Valentine is informed about what took place downtown by his “head of security” Jim Avery (Barry Newman), and Valentine is nervous in case anything is lined back to him. Valentine seems quite laid back when he’s keeping other company, but around Avery (who is a long time friend) we see that he is a man whose empire is crumbling, because he is no longer relevant, and all he has left is his stories about the past, and he’s told those stories before. We find that Valentine is holding a party, which Wilson and his new china (“China Plate, mate”) Roal attend. Wilson envisions going up to Valentine and shooting him, we see the same scene played out a few times visualising this shooting taking place, but instead decides against it, because Valentine must know the reason for Wilson’s revenge, he must confront the man. Avery is determined to “snuff” Wilson out and arranges for some petty low life criminals to deal with Wilson, but of course things don’t go according to plan.

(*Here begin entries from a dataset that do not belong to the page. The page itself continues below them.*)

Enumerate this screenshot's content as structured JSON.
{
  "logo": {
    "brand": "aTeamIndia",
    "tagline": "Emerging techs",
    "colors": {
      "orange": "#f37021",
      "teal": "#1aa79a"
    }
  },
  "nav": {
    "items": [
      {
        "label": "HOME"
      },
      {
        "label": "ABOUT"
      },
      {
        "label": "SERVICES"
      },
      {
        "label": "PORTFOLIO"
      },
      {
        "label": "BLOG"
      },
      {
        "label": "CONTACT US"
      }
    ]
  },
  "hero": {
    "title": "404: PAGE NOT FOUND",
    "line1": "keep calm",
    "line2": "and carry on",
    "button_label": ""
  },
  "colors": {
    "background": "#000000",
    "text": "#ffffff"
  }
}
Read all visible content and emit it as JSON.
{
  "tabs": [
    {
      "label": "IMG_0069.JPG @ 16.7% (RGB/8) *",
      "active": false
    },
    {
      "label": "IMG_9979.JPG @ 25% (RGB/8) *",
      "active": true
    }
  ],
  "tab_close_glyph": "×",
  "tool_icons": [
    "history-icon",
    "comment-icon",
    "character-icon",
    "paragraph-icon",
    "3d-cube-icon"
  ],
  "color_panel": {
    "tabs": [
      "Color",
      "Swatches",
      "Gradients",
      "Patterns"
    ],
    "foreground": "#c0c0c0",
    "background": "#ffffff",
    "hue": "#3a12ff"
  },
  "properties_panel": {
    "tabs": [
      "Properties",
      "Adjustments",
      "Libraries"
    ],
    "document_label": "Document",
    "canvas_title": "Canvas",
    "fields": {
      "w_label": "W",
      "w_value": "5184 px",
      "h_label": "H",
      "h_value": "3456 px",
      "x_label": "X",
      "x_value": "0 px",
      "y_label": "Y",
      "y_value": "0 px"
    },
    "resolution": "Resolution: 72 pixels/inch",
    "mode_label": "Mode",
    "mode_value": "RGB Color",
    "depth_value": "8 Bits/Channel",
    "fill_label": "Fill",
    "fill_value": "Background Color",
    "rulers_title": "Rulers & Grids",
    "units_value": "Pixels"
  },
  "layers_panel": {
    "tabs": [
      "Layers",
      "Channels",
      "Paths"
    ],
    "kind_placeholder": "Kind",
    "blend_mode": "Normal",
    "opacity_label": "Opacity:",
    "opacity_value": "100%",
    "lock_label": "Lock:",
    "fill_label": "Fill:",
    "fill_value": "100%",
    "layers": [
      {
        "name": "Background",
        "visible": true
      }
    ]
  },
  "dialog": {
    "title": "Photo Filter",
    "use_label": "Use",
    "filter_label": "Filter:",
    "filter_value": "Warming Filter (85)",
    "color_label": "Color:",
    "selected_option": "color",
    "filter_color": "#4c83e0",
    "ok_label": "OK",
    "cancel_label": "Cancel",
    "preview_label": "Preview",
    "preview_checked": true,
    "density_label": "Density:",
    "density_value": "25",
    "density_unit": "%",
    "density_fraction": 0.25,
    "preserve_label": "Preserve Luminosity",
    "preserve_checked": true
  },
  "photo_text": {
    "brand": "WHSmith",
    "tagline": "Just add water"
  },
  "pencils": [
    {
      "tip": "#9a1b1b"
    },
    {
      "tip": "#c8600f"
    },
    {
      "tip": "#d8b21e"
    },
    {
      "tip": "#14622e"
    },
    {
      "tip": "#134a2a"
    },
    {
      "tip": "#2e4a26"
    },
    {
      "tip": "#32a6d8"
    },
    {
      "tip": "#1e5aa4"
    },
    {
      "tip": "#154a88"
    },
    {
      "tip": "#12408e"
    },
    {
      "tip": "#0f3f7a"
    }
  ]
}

The action is often infused with comedy which comes mostly as a result of miscommunication between Wilson with his cockney rhyming slang and the straight talking yanks, there is one hilarious scene where Wilson delivers a monologue discussing his time in jail, in which a DEA agent replies back with the line “There’s one thing I don’t understand. The thing I don’t understand is every motherfuckin’ word you’re saying.” And perhaps it because of the lead character speaking in this slang (“I’m going to have a butchers.” Butcher’s hook = look “Lots of tea leaves about.” Tea leaves = thieves) which resulted in an American audience not connecting with the character.
Regardless, the performance from Stamp is phenomenal (likewise with the rest of the cast especially Fonda). This film is often overlooked, and has become almost forgotten, being lost between other releases from 1999, but it is well worth hunting for. It isn’t like anything else that came out that year, it’s slick, stylish, cool to look at, funny, and thrilling. This is a timeless classic, which deserves a re-watch and appreciating for what it is. A cracker of a film. As Wilson would put it, it’s well worth a butchers.